The US company will invest $200 million it announced recently, following a deal to revise fiscal terms on three blocks in the region. Should a commercial discovery be made, it might trigger a project worth $15 billion, local officials have said.

In addition, a discovery in Angola’s Namibe Basin could perhaps be replicated over the border in Namibia, which shares the basin.

Carbon plans

Equinor Head of Operations Africa Nina Birgitte Koch said recently that complaints about a lack of financing in the continent had been blamed on banks, political risk and the high cost of capital.

“I believe this is not the fundamental problem. The capital is available if the projects and opportunities are good enough,” she said.

While supporting renewables has a part to play, Koch said that decarbonisation of oil and gas was key to unlocking undeveloped resources.

“What’s the solution? I believe combining upstream O&G experience and capacity with renewable energy and CCS can unlock Africa’s potential and make its upstream production competitive for decades to come,” the Equinor official said.

Rystad Energy head of supply chain research Audun Martinsen said there was an opportunity to tackle emissions and develop offshore production.

“Offshore operators and service companies should expect a windfall in the coming years as global superpowers try to reduce their carbon footprint while advancing the energy transition,” said Martinsen.

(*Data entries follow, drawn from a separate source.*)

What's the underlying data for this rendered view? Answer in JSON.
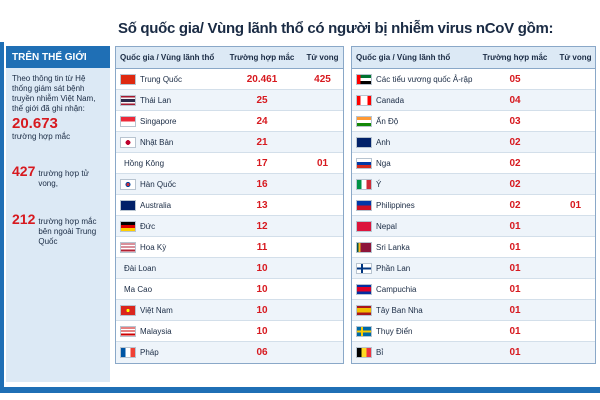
{
  "headline": "Số quốc gia/ Vùng lãnh thổ có người bị nhiễm virus nCoV gồm:",
  "sidebar": {
    "title": "TRÊN THẾ GIỚI",
    "intro": "Theo thông tin từ Hệ thống giám sát bệnh truyền nhiễm Việt Nam, thế giới đã ghi nhận:",
    "total_cases": "20.673",
    "total_cases_label": "trường hợp mắc",
    "deaths": "427",
    "deaths_label": "trường hợp tử vong,",
    "outside": "212",
    "outside_label": "trường hợp mắc bên ngoài Trung Quốc"
  },
  "left_table": {
    "headers": {
      "country": "Quốc gia / Vùng lãnh thổ",
      "cases": "Trường hợp mắc",
      "deaths": "Tử vong"
    },
    "rows": [
      {
        "country": "Trung Quốc",
        "cases": "20.461",
        "deaths": "425",
        "flag": "cn"
      },
      {
        "country": "Thái Lan",
        "cases": "25",
        "deaths": "",
        "flag": "th"
      },
      {
        "country": "Singapore",
        "cases": "24",
        "deaths": "",
        "flag": "sg"
      },
      {
        "country": "Nhật Bản",
        "cases": "21",
        "deaths": "",
        "flag": "jp"
      },
      {
        "country": "Hồng Kông",
        "cases": "17",
        "deaths": "01",
        "flag": "none"
      },
      {
        "country": "Hàn Quốc",
        "cases": "16",
        "deaths": "",
        "flag": "kr"
      },
      {
        "country": "Australia",
        "cases": "13",
        "deaths": "",
        "flag": "au"
      },
      {
        "country": "Đức",
        "cases": "12",
        "deaths": "",
        "flag": "de"
      },
      {
        "country": "Hoa Kỳ",
        "cases": "11",
        "deaths": "",
        "flag": "us"
      },
      {
        "country": "Đài Loan",
        "cases": "10",
        "deaths": "",
        "flag": "none"
      },
      {
        "country": "Ma Cao",
        "cases": "10",
        "deaths": "",
        "flag": "none"
      },
      {
        "country": "Việt Nam",
        "cases": "10",
        "deaths": "",
        "flag": "vn"
      },
      {
        "country": "Malaysia",
        "cases": "10",
        "deaths": "",
        "flag": "my"
      },
      {
        "country": "Pháp",
        "cases": "06",
        "deaths": "",
        "flag": "fr"
      }
    ]
  },
  "right_table": {
    "headers": {
      "country": "Quốc gia / Vùng lãnh thổ",
      "cases": "Trường hợp mắc",
      "deaths": "Tử vong"
    },
    "rows": [
      {
        "country": "Các tiểu vương quốc Ả-rập Thống Nhất",
        "cases": "05",
        "deaths": "",
        "flag": "ae"
      },
      {
        "country": "Canada",
        "cases": "04",
        "deaths": "",
        "flag": "ca"
      },
      {
        "country": "Ấn Độ",
        "cases": "03",
        "deaths": "",
        "flag": "in"
      },
      {
        "country": "Anh",
        "cases": "02",
        "deaths": "",
        "flag": "gb"
      },
      {
        "country": "Nga",
        "cases": "02",
        "deaths": "",
        "flag": "ru"
      },
      {
        "country": "Ý",
        "cases": "02",
        "deaths": "",
        "flag": "it"
      },
      {
        "country": "Philippines",
        "cases": "02",
        "deaths": "01",
        "flag": "ph"
      },
      {
        "country": "Nepal",
        "cases": "01",
        "deaths": "",
        "flag": "np"
      },
      {
        "country": "Sri Lanka",
        "cases": "01",
        "deaths": "",
        "flag": "lk"
      },
      {
        "country": "Phần Lan",
        "cases": "01",
        "deaths": "",
        "flag": "fi"
      },
      {
        "country": "Campuchia",
        "cases": "01",
        "deaths": "",
        "flag": "kh"
      },
      {
        "country": "Tây Ban Nha",
        "cases": "01",
        "deaths": "",
        "flag": "es"
      },
      {
        "country": "Thụy Điển",
        "cases": "01",
        "deaths": "",
        "flag": "se"
      },
      {
        "country": "Bỉ",
        "cases": "01",
        "deaths": "",
        "flag": "be"
      }
    ]
  },
  "flag_styles": {
    "cn": "linear-gradient(#de2910,#de2910)",
    "th": "linear-gradient(#a51931 0 17%,#f4f5f8 17% 33%,#2d2a4a 33% 67%,#f4f5f8 67% 83%,#a51931 83%)",
    "sg": "linear-gradient(#ed2939 0 50%,#ffffff 50%)",
    "jp": "radial-gradient(circle at 50% 50%,#bc002d 0 28%,#ffffff 30%)",
    "kr": "radial-gradient(circle at 50% 50%,#cd2e3a 0 20%,#0047a0 21% 30%,#ffffff 31%)",
    "au": "linear-gradient(#012169,#012169)",
    "de": "linear-gradient(#000000 0 33%,#dd0000 33% 67%,#ffce00 67%)",
    "us": "repeating-linear-gradient(#b22234 0 8%,#ffffff 8% 16%)",
    "vn": "radial-gradient(circle at 50% 50%,#ffff00 0 18%,#da251d 20%)",
    "my": "repeating-linear-gradient(#cc0001 0 8%,#ffffff 8% 16%)",
    "fr": "linear-gradient(90deg,#0055a4 0 33%,#ffffff 33% 67%,#ef4135 67%)",
    "ae": "linear-gradient(90deg,#ff0000 0 25%,transparent 25%),linear-gradient(#00732f 0 33%,#ffffff 33% 67%,#000000 67%)",
    "ca": "linear-gradient(90deg,#ff0000 0 25%,#ffffff 25% 75%,#ff0000 75%)",
    "in": "linear-gradient(#ff9933 0 33%,#ffffff 33% 67%,#138808 67%)",
    "gb": "linear-gradient(#012169,#012169)",
    "ru": "linear-gradient(#ffffff 0 33%,#0039a6 33% 67%,#d52b1e 67%)",
    "it": "linear-gradient(90deg,#009246 0 33%,#ffffff 33% 67%,#ce2b37 67%)",
    "ph": "linear-gradient(#0038a8 0 50%,#ce1126 50%)",
    "np": "linear-gradient(#dc143c,#dc143c)",
    "lk": "linear-gradient(90deg,#00534e 0 12%,#f7b718 12% 24%,#8d153a 24%)",
    "fi": "linear-gradient(90deg,transparent 0 28%,#003580 28% 42%,transparent 42%),linear-gradient(#ffffff 0 40%,#003580 40% 60%,#ffffff 60%)",
    "kh": "linear-gradient(#032ea1 0 25%,#e00025 25% 75%,#032ea1 75%)",
    "es": "linear-gradient(#aa151b 0 25%,#f1bf00 25% 75%,#aa151b 75%)",
    "se": "linear-gradient(90deg,transparent 0 30%,#fecc00 30% 44%,transparent 44%),linear-gradient(#006aa7 0 40%,#fecc00 40% 60%,#006aa7 60%)",
    "be": "linear-gradient(90deg,#000000 0 33%,#fdda24 33% 67%,#ef3340 67%)"
  }
}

Noble has tipped deepwater barrels as less carbon intensive than other sources. It reports that, globally, the deepwater averages 12 kg of CO2e per barrel, which rises to 16 kg for the shelf and then 19 kg onshore.

The difference is more pronounced in Africa. In the deepwater, Nigeria’s emissions are 16 kg of CO2 per barrel and Angola’s 17 kg, while on the shelf they rise to an average of 33 kg.

Companies face a tough task in making deepwater investments, particularly when investors are reticent about such higher risk opportunities. However, for the frontier exploration that pays off, the wins are world beating.